2 min read

The Day: A Film Crew Apology, A Tenant Meeting and an Author’s Presentation

The sunset over Manhattan as seen from Fort Greene always looks beautiful, but we especially like this one snapped on a late summer evening. (Photo by Francisco Daum)
The sunset over Manhattan as seen from Fort Greene always looks beautiful, but we especially like this one snapped on a late summer evening. (Photo by Francisco Daum)

Good morning, Fort Greene and Clinton Hill.

It was a fall-like weekend in the nabe, with cooler temperatures, a slight breeze and leaves beginning to fall from some trees. The autumn weather will continue today, with temperatures predicted to reach the high 60s and a 50 percent chance of rain, according to the National Weather Service. How did you spend the weekend, locals? Maybe you enjoyed the family-friendly activities and food yesterday at the farewell party for the Tomorrow Sculpture, which was removed after a year-long installation just outside Fort Greene Park.

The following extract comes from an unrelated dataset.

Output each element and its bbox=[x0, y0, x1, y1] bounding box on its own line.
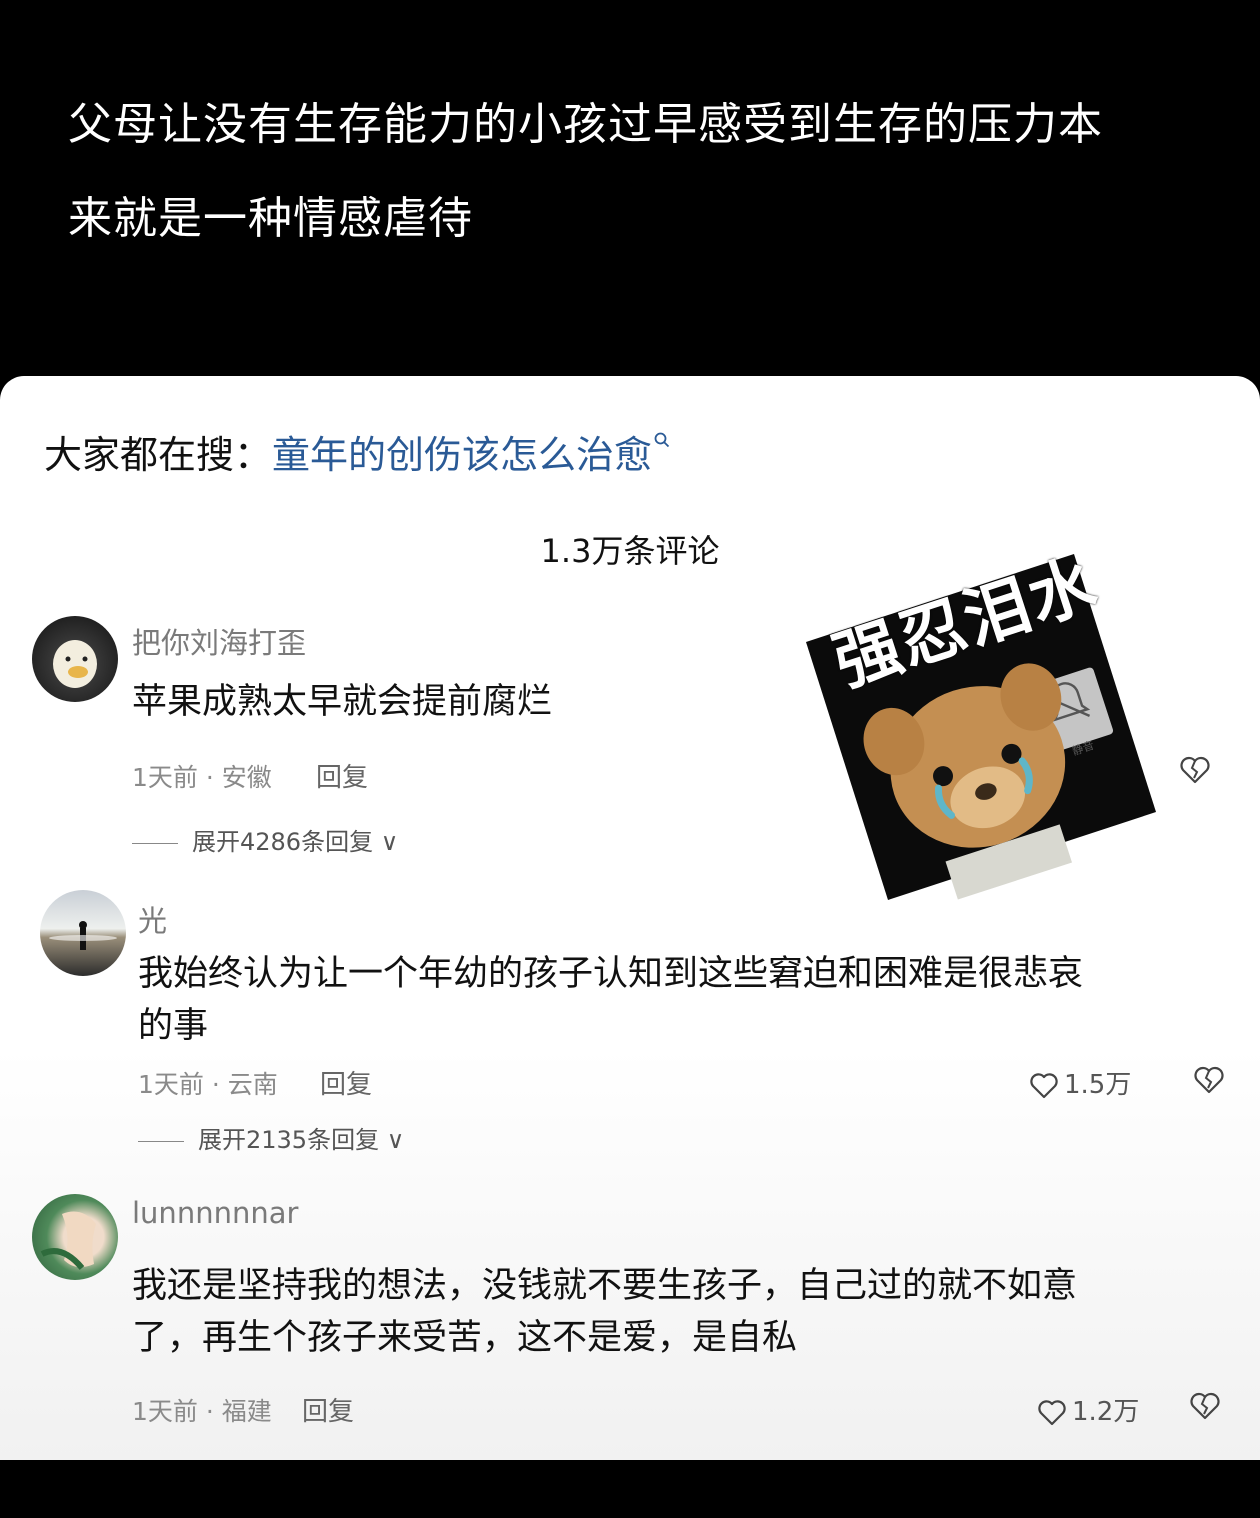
trending-search-prefix: 大家都在搜： bbox=[44, 433, 273, 477]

  • The film crew for the TV series “Taxi: Brooklyn South” has posted a note apologizing to Fort Greene residents for any inconvenience its set has created, DNAinfo reported. “We recognize your community is a working and active neighborhood and we will be out of your way as soon as possible,” the city’s Location Department wrote, according to the article. The apology, posted on street signs around Fort Greene Park, was a response to an anonymous letter one angry resident taped to a filming notification last week. ”This our neighborhood,” the letter read. “We live here. We are real people. With real lives. Please finish your shoot and don’t come back. You’re not welcome here.” A spokeswoman for the shoot told DNAinfo that the crew posted the note to let locals know “that we have good intentions, that we are decent and that we care.”
  • The tenants of 400 Clinton Avenue between Lafayette and Greene Avenues will hold a meeting tonight to discuss the effects of an April fire in the building. In addition, the residents will discuss ongoing construction that they believe is unauthorized and has been done without Occupational Safety and Health Administration standard equipment, and other general building access issues, including an out-of-service elevator. Attorneys will be in attendance at the meeting, held at building at 8 p.m.
  • Helen Wan, a corporate and media lawyer who currently practices as the Associate General Counsel at Time Inc., will present her new novel, “The Partner Track,” at the Greenlight Bookstore tonight at 7:30 p.m. The novel chronicles the life of an ambitious young Chinese-American woman on her way to becoming the first minority female partner at a top U.S. law firm, until an incident at the firm’s summer outing thrusts her into a workplace war based on race, gender and sexual politics. Anne Ishii, a board member of the Asian American Writers’ Workshop and a translator and editor, will interview Wan.